Malavita

Une famille d’Américains débarque à Cholong-sur-Avre, un petit village français, en pleine nuit. Une famille définitivement pas comme les autres. On apprendra bientôt que celle-ci bénéficie du programme de protection des témoins, car le mafieux père a balancé toute sa bande. Comme son impulsivité les met tous souvent dans le pétrin, ils ont dû quitter Paris pour recommencer une nouvelle vie anonyme dans ce petit village. Le père ayant découvert une vieille machine à écrire dans le fatras de la maison, il se plaît à s’imaginer écrivain et décide que cela sera sa nouvelle couverture. Il s’enferme tous les jours dans sa véranda pour écrire, et se prend au jeu. Ce n’est toutefois pas le seul jeu auquel il se prend. Ainsi débute Malavita de Tonino Benacquista.

Malavita Tonino Benacquista

Malavita est un bon roman, bien mené, avec la dose d’ironie qu’il faut pour nous rendre les personnages sympathiques. Puis, une chose que j’aime de Tonino Benacquista, c’est ses clins d’œil au lecteur:

“C’est un écrivain, chéri. Plus c’est extravagant et plus ça l’amuse de nous y faire croire.” (p. 175)

Chaque fois, on a l’impression qu’il nous dit: Regardez, cher lecteur, ce que je suis en train de faire… Ça fonctionne, non?

Malavita en extraits

“Les coudes posés de part et d’autre de sa Brother 900, le menton sur ses doigts croisés, Fred s’interrogeait sur les mystères du point-virgule. Le point, il savait, la virgule, il savait, mais le point-virgule? Comment une phrase pouvait-elle à la fois se terminer et se poursuivre? Quelque chose bloquait mentalement, la représentation d’une fin continue, ou d’une continuité qui s’interrompt, ou l’inverse, ou quelque chose entre les deux, allez savoir. Qu’est-ce qui, dans la vie, pouvait correspondre à ce schéma? Une sourde angoisse de la mort mêlée à la tentation métaphysique? Quoi d’autre?” (p. 69)

“Warren faillit répondre ce qu’il avait sur le cœur: J’avais huit ans quand ma famille a été chassée des cinquante États d’Amérique. Il supportait de plus en plus mal qu’on voit en lui un futur obèse au QI inférieur à celui d’une huître de l’Oyster Bar, prêt à tout sacrifier à son dieu dollar, un être inculte qui se pensait autorisé à régner sur le reste du monde.” (p. 84)

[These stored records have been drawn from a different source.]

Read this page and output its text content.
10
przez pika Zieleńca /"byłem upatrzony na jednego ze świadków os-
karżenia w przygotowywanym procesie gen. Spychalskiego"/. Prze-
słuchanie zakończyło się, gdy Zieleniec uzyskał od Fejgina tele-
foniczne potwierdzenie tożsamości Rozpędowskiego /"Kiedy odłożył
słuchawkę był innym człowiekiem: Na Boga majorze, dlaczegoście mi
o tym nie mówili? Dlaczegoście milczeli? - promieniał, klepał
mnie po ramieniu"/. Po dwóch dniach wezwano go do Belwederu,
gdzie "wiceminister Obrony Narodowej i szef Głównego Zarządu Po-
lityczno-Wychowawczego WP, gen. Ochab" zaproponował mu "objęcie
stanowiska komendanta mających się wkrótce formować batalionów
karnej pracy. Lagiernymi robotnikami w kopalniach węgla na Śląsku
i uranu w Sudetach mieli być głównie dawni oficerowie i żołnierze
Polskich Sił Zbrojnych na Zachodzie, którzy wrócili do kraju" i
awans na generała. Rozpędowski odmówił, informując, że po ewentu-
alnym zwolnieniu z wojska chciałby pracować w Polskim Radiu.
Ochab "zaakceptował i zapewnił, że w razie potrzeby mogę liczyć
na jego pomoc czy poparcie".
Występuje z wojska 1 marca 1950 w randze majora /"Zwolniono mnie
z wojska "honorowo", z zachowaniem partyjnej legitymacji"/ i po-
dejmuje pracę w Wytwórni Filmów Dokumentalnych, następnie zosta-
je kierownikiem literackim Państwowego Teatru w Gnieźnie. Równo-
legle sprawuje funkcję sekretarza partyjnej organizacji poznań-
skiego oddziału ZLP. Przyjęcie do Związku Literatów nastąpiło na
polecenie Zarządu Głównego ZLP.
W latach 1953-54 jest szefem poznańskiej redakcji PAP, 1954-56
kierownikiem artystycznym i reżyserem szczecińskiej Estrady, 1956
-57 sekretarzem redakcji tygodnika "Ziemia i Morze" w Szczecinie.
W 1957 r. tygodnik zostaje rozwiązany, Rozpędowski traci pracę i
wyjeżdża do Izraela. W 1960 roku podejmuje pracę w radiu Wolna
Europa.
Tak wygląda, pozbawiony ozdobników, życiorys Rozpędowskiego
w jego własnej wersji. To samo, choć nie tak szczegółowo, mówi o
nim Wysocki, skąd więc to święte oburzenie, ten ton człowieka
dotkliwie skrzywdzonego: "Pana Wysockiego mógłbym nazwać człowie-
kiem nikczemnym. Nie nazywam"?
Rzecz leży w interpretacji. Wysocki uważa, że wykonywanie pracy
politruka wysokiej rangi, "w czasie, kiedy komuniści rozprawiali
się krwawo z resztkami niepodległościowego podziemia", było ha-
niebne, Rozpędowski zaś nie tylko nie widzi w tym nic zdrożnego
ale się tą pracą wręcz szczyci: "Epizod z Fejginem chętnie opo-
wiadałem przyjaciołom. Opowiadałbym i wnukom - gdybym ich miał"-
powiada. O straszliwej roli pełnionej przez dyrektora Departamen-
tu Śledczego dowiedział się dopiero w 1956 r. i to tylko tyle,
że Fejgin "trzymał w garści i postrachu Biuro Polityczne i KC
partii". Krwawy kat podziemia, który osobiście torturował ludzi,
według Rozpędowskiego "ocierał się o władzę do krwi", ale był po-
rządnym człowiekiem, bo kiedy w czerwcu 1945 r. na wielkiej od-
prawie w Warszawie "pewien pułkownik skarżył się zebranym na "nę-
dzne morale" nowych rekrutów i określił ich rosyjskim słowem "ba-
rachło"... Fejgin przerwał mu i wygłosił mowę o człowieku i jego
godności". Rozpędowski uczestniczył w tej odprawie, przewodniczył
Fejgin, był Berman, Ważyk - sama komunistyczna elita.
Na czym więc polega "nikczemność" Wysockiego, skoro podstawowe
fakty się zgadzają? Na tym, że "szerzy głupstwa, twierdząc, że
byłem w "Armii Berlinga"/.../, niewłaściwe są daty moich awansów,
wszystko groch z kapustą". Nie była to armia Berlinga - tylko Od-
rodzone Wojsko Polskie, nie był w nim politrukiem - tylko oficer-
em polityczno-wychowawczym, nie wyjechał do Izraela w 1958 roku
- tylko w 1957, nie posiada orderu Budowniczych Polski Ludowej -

“Sur le chemin de l’école, Belle et Warren tentaient de se représenter la scène.
— Trois mois qu’il s’enferme dans sa putain de véranda, dit-il, tout son vocabulaire doit y passer plusieurs fois par jour.
— Dis que ton père est un analphabète…
— Mon père est un Américain de base, tu as oublié ce que c’était. Un type qui parle pour se faire comprendre, pas pour faire des phrases. Un homme qui n’a pas besoin de dire
vous quand il sait dire tu. Un type qui est, qui a, qui dit et qui fait, il n’a pas besoin d’autres verbes. Un type qui ne dîne, ne déjeune ni ne soupe jamais : il mange. Pour lui, le passé est ce qui est arrivé avant le présent, et le futur ce qui arrivera après, à quoi bon compliquer? As-tu déjà listé le nombre de choses que ton père est capable d’exprimer rien qu’avec le mot « fuck »?
— Pas de conchonneries, s’il te plaît.
— C’est bien autre chose que des cochonneries.
« fuck » dans sa bouche peut vouloir dire: « Mon Dieu, dans quelle panade me suis-je fourré! », ou encore: « Ce gars-là va le payer cher un jour », mais aussi « J’adore ce film ». Pourquoi un type comme lui aurait-il besoin d’écrire?
— Moi j’aime bien l’idée que papa s’occupe, ça lui fait du bien, et pendant ce temps-là il nous fout la paix.” (p. 132)

“Le problème de Joey, c’était son vice, et son vice, c’était les banques. Il ne savait pas résister à une banque. Et un vice auquel on ne sait pas résister, malgré les alarmes, les sermons, et les thérapies plus ou moins forcées, ça finit par vous être fatal. Quand Gizzi mettait parfois plusieurs mois à préparer un hold-up, Joey, lui, attaquait des banques comme on soulage une envie de pisser. Quand Paul tombait amoureux d’une banque et lui faisait la cour, Joey lui collait directement la main aux fesses. Il avait beau se prendre des gifles, ça ne changeait rien, il recommençait de plus belle. (p. 359-360)

BENACQUISTA, Tonino. Malavita, Folio Gallimard, Paris, 2004, 384 p.